Las temperaturas recomendadas para dormir suelen ubicarse por debajo de los niveles registrados durante una ola de calor. Sleep Foundation señala que muchos médicos recomiendan mantener el dormitorio entre 15.6 °C y 20 °C para favorecer el descanso, con una referencia cercana a 18.3 °C. Esa recomendación puede variar según edad, salud, humedad, ventilación y condiciones de vivienda.

Los grupos con mayor riesgo sanitario ante calor extremo incluyen adultos mayores, menores y personas con enfermedades crónicas. La OMS advierte que el calor puede agravar enfermedades cardiovasculares, respiratorias, diabetes, trastornos mentales y otros padecimientos; el CDC también identifica a las personas de 65 años o más como población más vulnerable a enfermedades relacionadas con calor.

En ese contexto, las recomendaciones incluyen ventilar habitaciones cuando la temperatura exterior baje, reducir fuentes internas de calor antes de dormir, hidratarse durante el día y usar ropa ligera. En viviendas con aire acondicionado, el ajuste térmico debe considerar salud, edad, humedad y consumo eléctrico; en hogares sin enfriamiento mecánico, la prioridad es reducir acumulación de calor y vigilar síntomas como mareo, fatiga intensa o desorientación.
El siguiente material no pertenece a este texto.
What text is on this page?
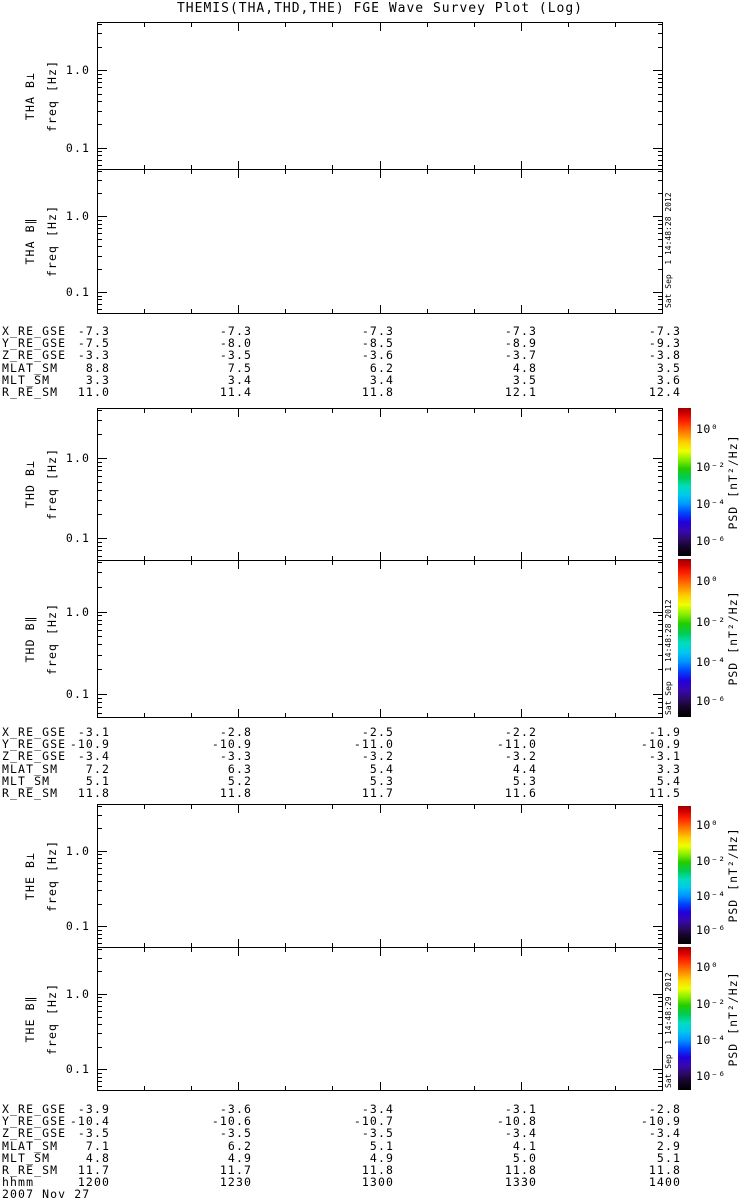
THEMIS(THA,THD,THE) FGE Wave Survey Plot (Log)
2007 Nov 27
THA B⊥ freq [Hz] 1.0
0.1
THA B∥ freq [Hz] 1.0
0.1
THD B⊥ freq [Hz] 1.0
0.1
THD B∥ freq [Hz] 1.0
0.1
THE B⊥ freq [Hz] 1.0
0.1
THE B∥ freq [Hz] 1.0
0.1
10⁰
10⁻²
10⁻⁴
10⁻⁶
PSD [nT²/Hz]
10⁰
10⁻²
10⁻⁴
10⁻⁶
PSD [nT²/Hz]
10⁰
10⁻²
10⁻⁴
10⁻⁶
PSD [nT²/Hz]
10⁰
10⁻²
10⁻⁴
10⁻⁶
PSD [nT²/Hz]
Sat Sep  1 14:48:28 2012
Sat Sep  1 14:48:28 2012
Sat Sep  1 14:48:29 2012
X_RE_GSE	-7.3	-7.3	-7.3	-7.3	-7.3
Y_RE_GSE	-7.5	-8.0	-8.5	-8.9	-9.3
Z_RE_GSE	-3.3	-3.5	-3.6	-3.7	-3.8
MLAT_SM	8.8	7.5	6.2	4.8	3.5
MLT_SM	3.3	3.4	3.4	3.5	3.6
R_RE_SM	11.0	11.4	11.8	12.1	12.4
X_RE_GSE	-3.1	-2.8	-2.5	-2.2	-1.9
Y_RE_GSE -10.9	-10.9	-11.0	-11.0	-10.9
Z_RE_GSE	-3.4	-3.3	-3.2	-3.2	-3.1
MLAT_SM	7.2	6.3	5.4	4.4	3.3
MLT_SM	5.1	5.2	5.3	5.3	5.4
R_RE_SM	11.8	11.8	11.7	11.6	11.5
X_RE_GSE	-3.9	-3.6	-3.4	-3.1	-2.8
Y_RE_GSE -10.4	-10.6	-10.7	-10.8	-10.9
Z_RE_GSE	-3.5	-3.5	-3.5	-3.4	-3.4
MLAT_SM	7.1	6.2	5.1	4.1	2.9
MLT_SM	4.8	4.9	4.9	5.0	5.1
R_RE_SM	11.7	11.7	11.8	11.8	11.8
hhmm	1200	1230	1300	1330	1400
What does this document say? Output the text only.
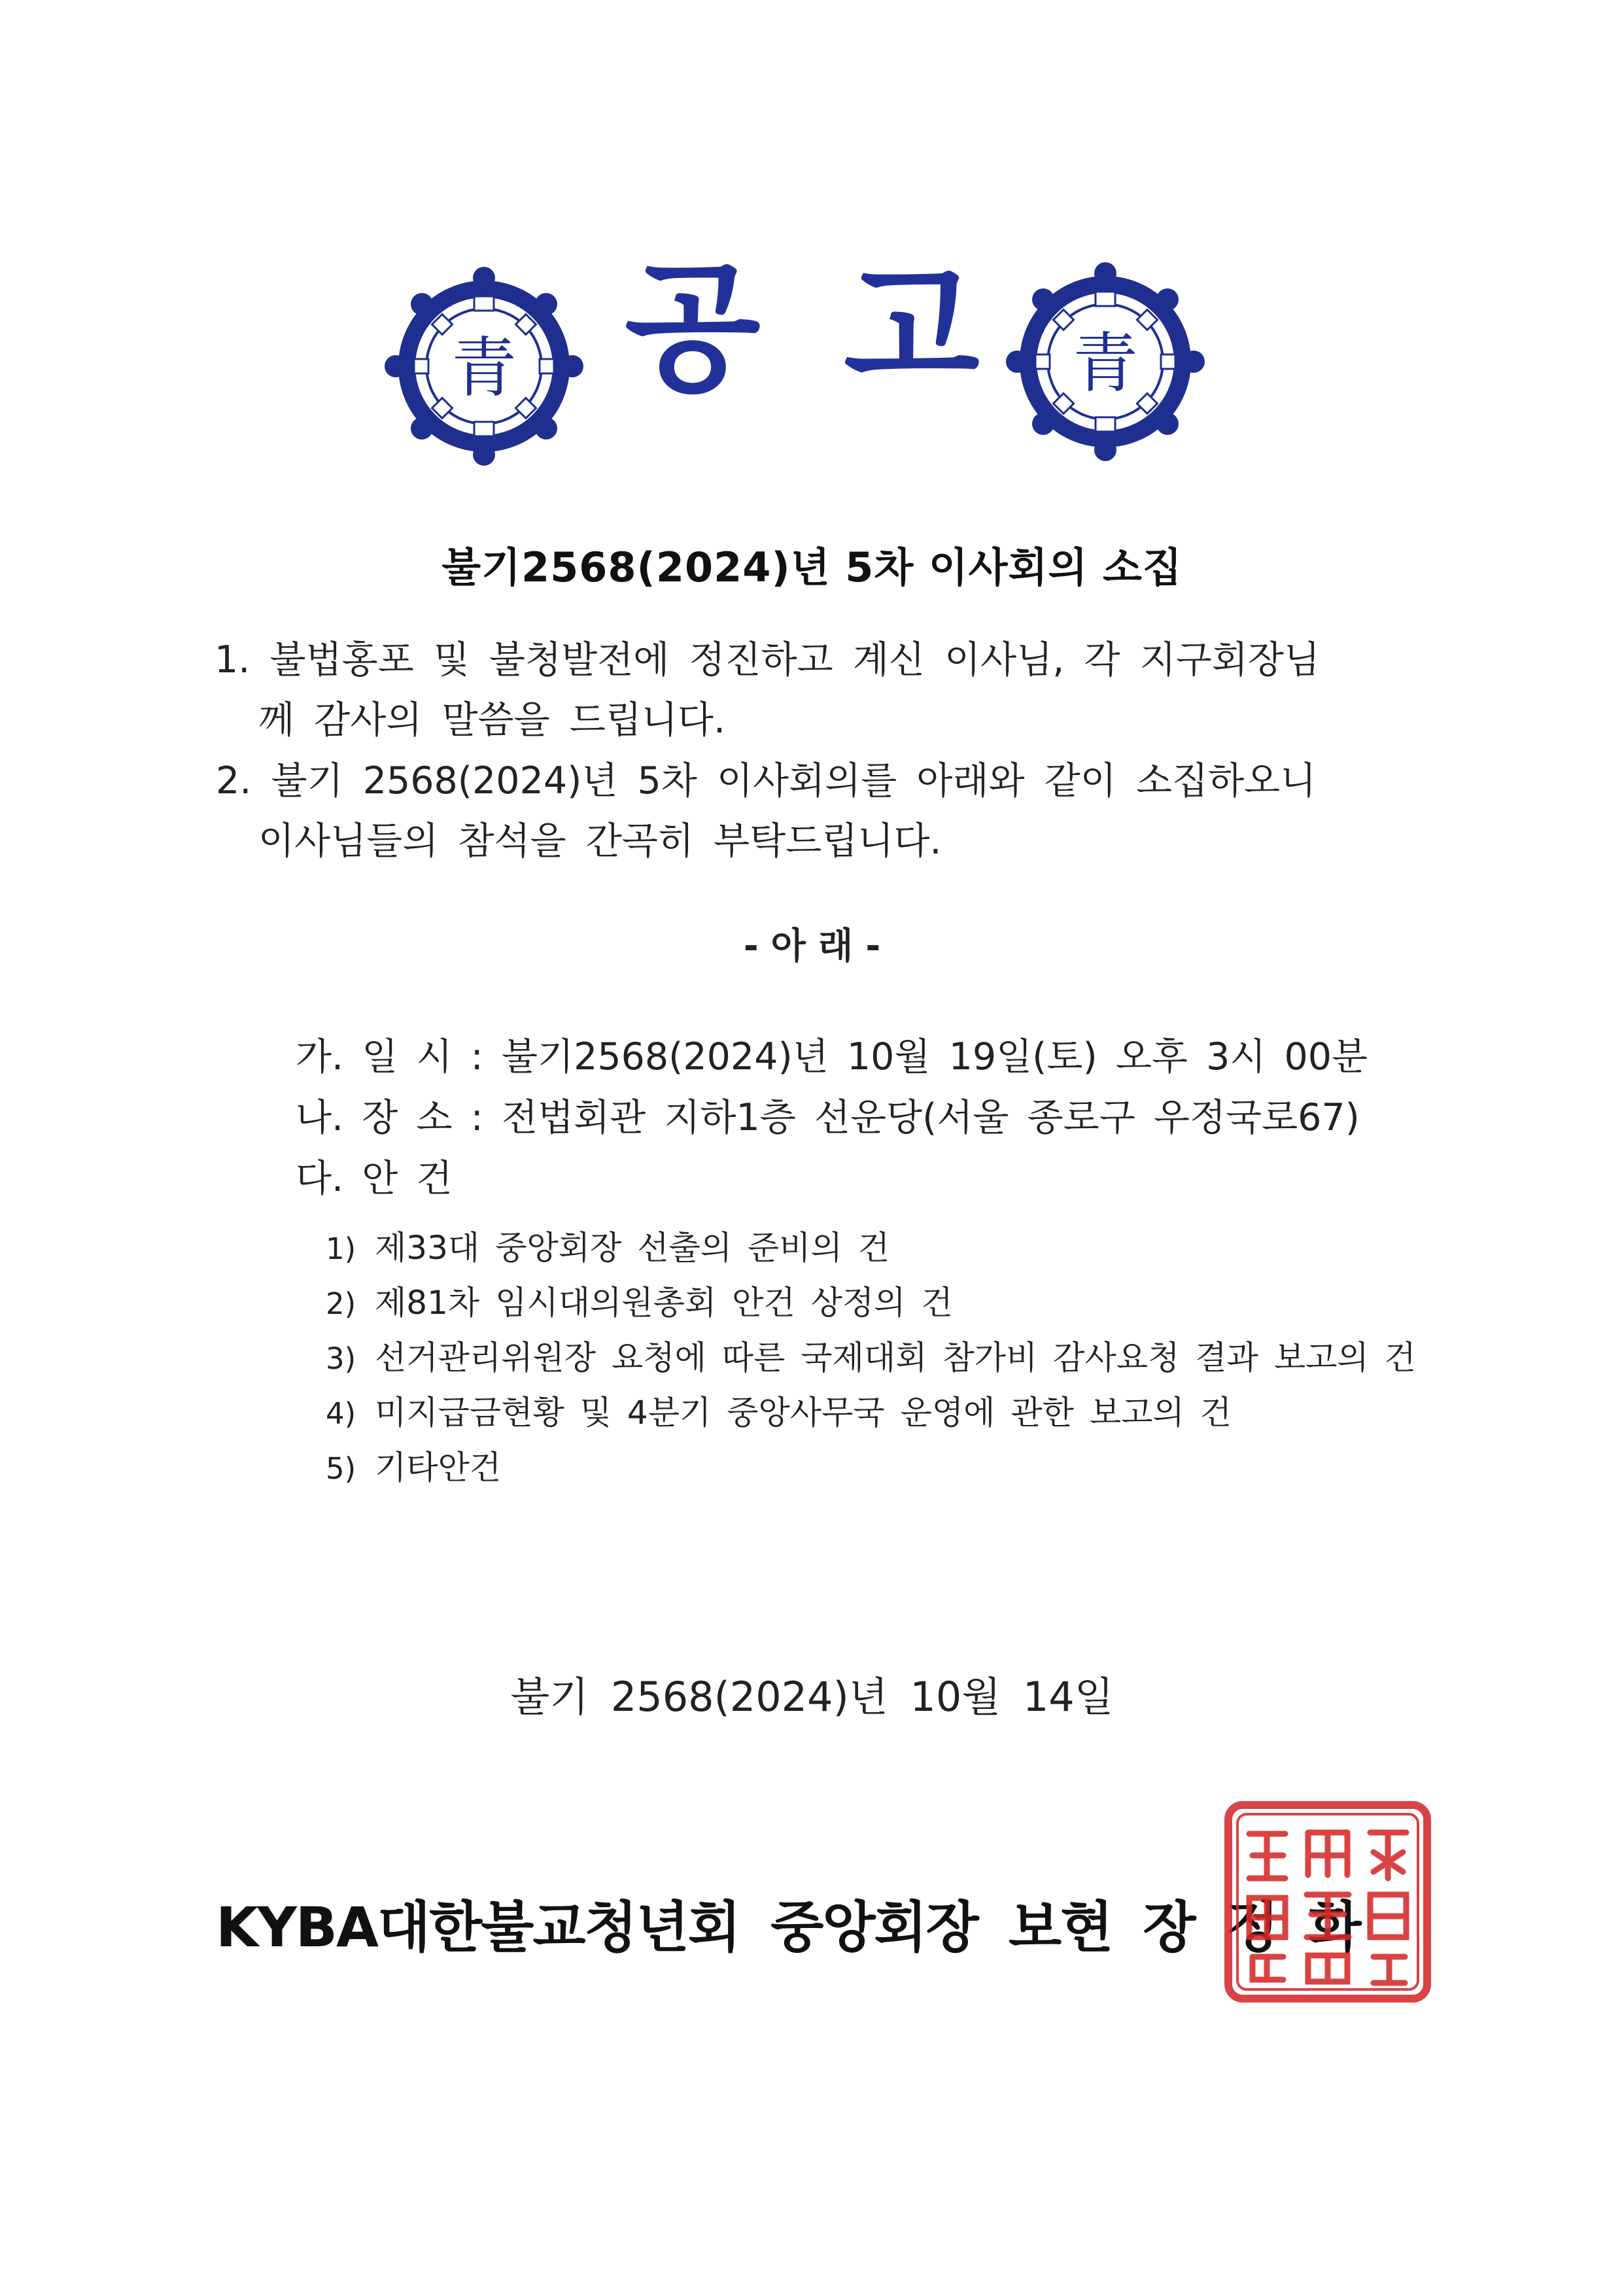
青 공 고 青
불기2568(2024)년 5차 이사회의 소집
1. 불법홍포 및 불청발전에 정진하고 계신 이사님, 각 지구회장님
께 감사의 말씀을 드립니다.
2. 불기 2568(2024)년 5차 이사회의를 아래와 같이 소집하오니
이사님들의 참석을 간곡히 부탁드립니다.
- 아 래 -
가. 일 시 : 불기2568(2024)년 10월 19일(토) 오후 3시 00분
나. 장 소 : 전법회관 지하1층 선운당(서울 종로구 우정국로67)
다. 안 건
1) 제33대 중앙회장 선출의 준비의 건
2) 제81차 임시대의원총회 안건 상정의 건
3) 선거관리위원장 요청에 따른 국제대회 참가비 감사요청 결과 보고의 건
4) 미지급금현황 및 4분기 중앙사무국 운영에 관한 보고의 건
5) 기타안건
불기 2568(2024)년 10월 14일
KYBA대한불교청년회 중앙회장 보현 장 정 화
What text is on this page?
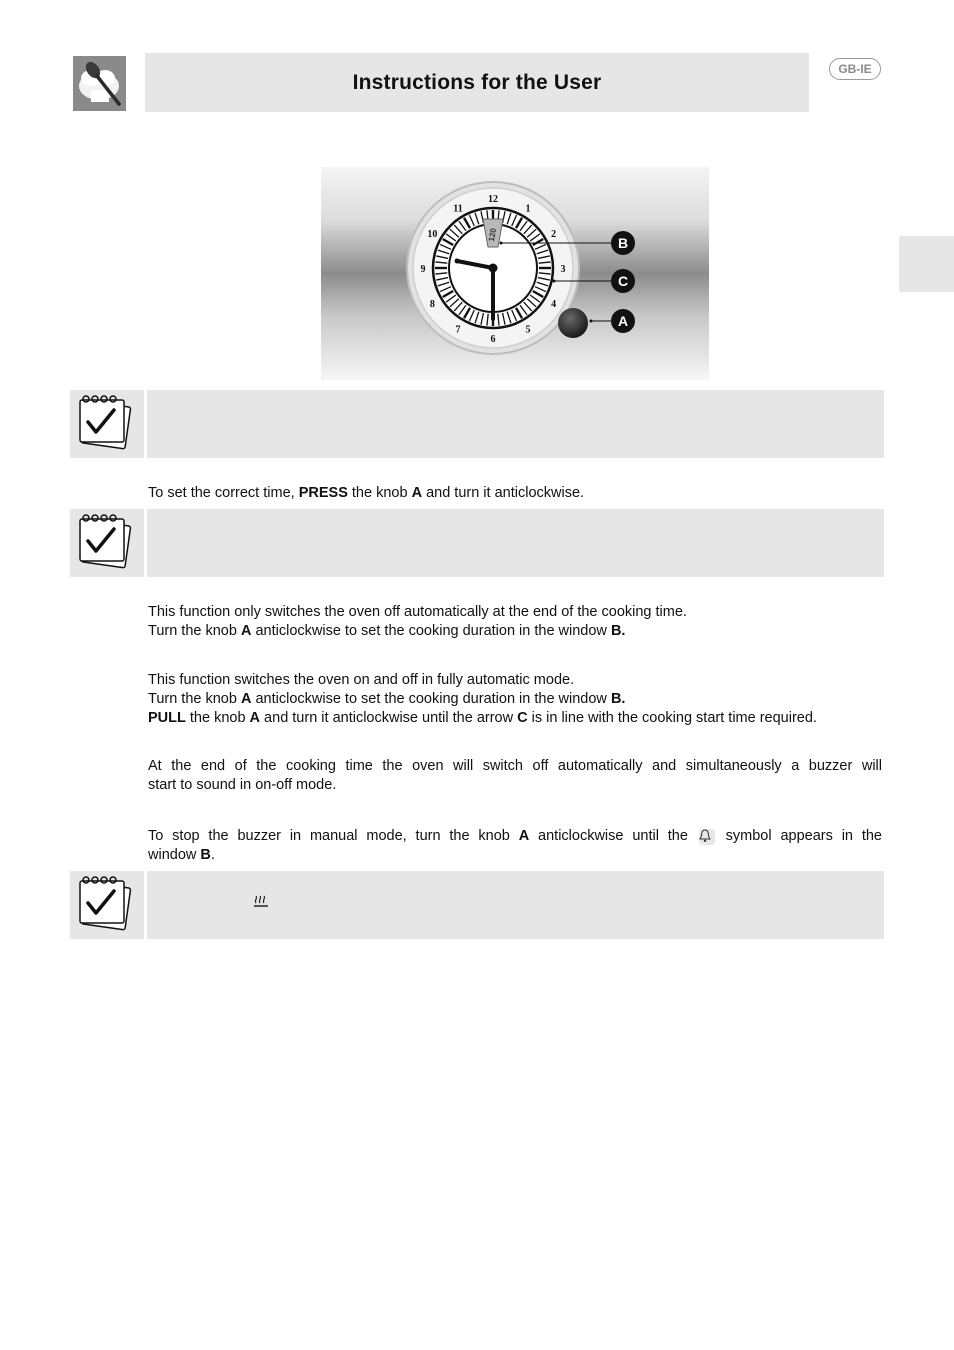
Instructions for the User
GB-IE
12
1
2
3
4
5
6
7
8
9
10
11
120
B
C
A
To set the correct time, PRESS the knob A and turn it anticlockwise.
This function only switches the oven off automatically at the end of the cooking time.
Turn the knob A anticlockwise to set the cooking duration in the window B.
This function switches the oven on and off in fully automatic mode.
Turn the knob A anticlockwise to set the cooking duration in the window B.
PULL the knob A and turn it anticlockwise until the arrow C is in line with the cooking start time required.
At the end of the cooking time the oven will switch off automatically and simultaneously a buzzer will
start to sound in on-off mode.
To stop the buzzer in manual mode, turn the knob A anticlockwise until the  symbol appears in the
window B.
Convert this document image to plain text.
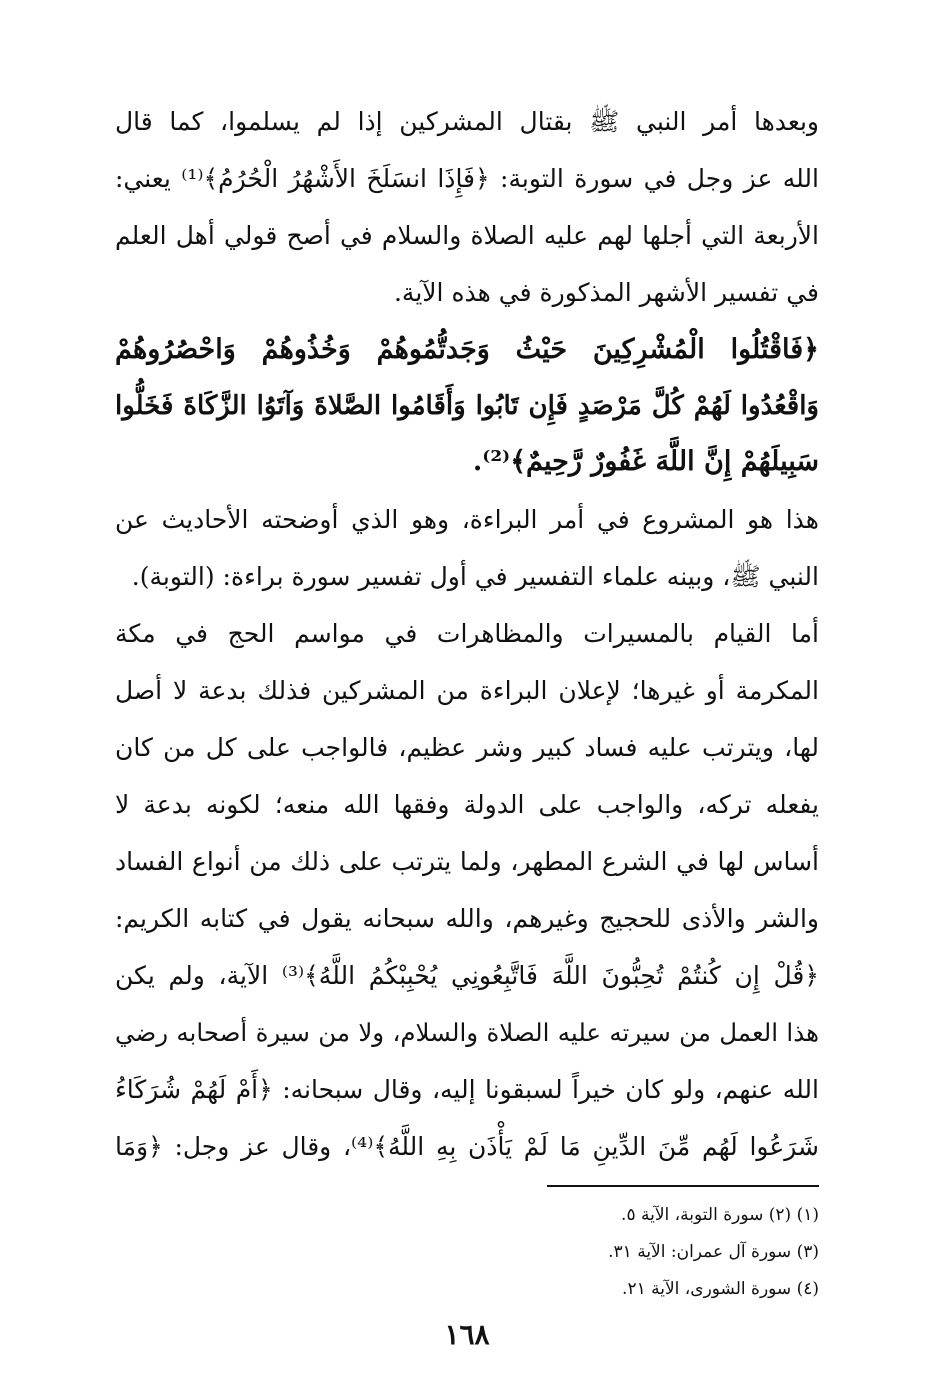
وبعدها أمر النبي ﷺ بقتال المشركين إذا لم يسلموا، كما قال
الله عز وجل في سورة التوبة: ﴿فَإِذَا انسَلَخَ الأَشْهُرُ الْحُرُمُ﴾⁽¹⁾ يعني:
الأربعة التي أجلها لهم عليه الصلاة والسلام في أصح قولي أهل العلم
في تفسير الأشهر المذكورة في هذه الآية.
﴿فَاقْتُلُوا الْمُشْرِكِينَ حَيْثُ وَجَدتُّمُوهُمْ وَخُذُوهُمْ وَاحْصُرُوهُمْ
وَاقْعُدُوا لَهُمْ كُلَّ مَرْصَدٍ فَإِن تَابُوا وَأَقَامُوا الصَّلاةَ وَآتَوُا الزَّكَاةَ فَخَلُّوا
سَبِيلَهُمْ إِنَّ اللَّهَ غَفُورٌ رَّحِيمٌ﴾⁽²⁾.
هذا هو المشروع في أمر البراءة، وهو الذي أوضحته الأحاديث عن
النبي ﷺ، وبينه علماء التفسير في أول تفسير سورة براءة: (التوبة).
أما القيام بالمسيرات والمظاهرات في مواسم الحج في مكة
المكرمة أو غيرها؛ لإعلان البراءة من المشركين فذلك بدعة لا أصل
لها، ويترتب عليه فساد كبير وشر عظيم، فالواجب على كل من كان
يفعله تركه، والواجب على الدولة وفقها الله منعه؛ لكونه بدعة لا
أساس لها في الشرع المطهر، ولما يترتب على ذلك من أنواع الفساد
والشر والأذى للحجيج وغيرهم، والله سبحانه يقول في كتابه الكريم:
﴿قُلْ إِن كُنتُمْ تُحِبُّونَ اللَّهَ فَاتَّبِعُونِي يُحْبِبْكُمُ اللَّهُ﴾⁽³⁾ الآية، ولم يكن
هذا العمل من سيرته عليه الصلاة والسلام، ولا من سيرة أصحابه رضي
الله عنهم، ولو كان خيراً لسبقونا إليه، وقال سبحانه: ﴿أَمْ لَهُمْ شُرَكَاءُ
شَرَعُوا لَهُم مِّنَ الدِّينِ مَا لَمْ يَأْذَن بِهِ اللَّهُ﴾⁽⁴⁾، وقال عز وجل: ﴿وَمَا
(١) (٢) سورة التوبة، الآية ٥.
(٣) سورة آل عمران: الآية ٣١.
(٤) سورة الشورى، الآية ٢١.
١٦٨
Ante este contexto, Luuna incorporó tecnología Cooling Tech en colchones, almohadas y accesorios para disipar calor durante el descanso. William Kasstan, cofundador y CMO de Zebrands, afirmó: "La tecnología aplicada al descanso permite mantener una temperatura más estable durante la noche, lo que ayuda al cuerpo a completar sus ciclos de sueño de forma adecuada".

La ola de calor reportada por el SMN coincide con un escenario documentado de insomnio, sueño insuficiente y descanso no reparador en México. La evidencia científica disponible vincula las noches cálidas con pérdida de sueño, mayor fragmentación del descanso y riesgos para grupos vulnerables, mientras las soluciones comerciales permanecen como complemento y no sustituyen medidas médicas, ambientales o de salud pública.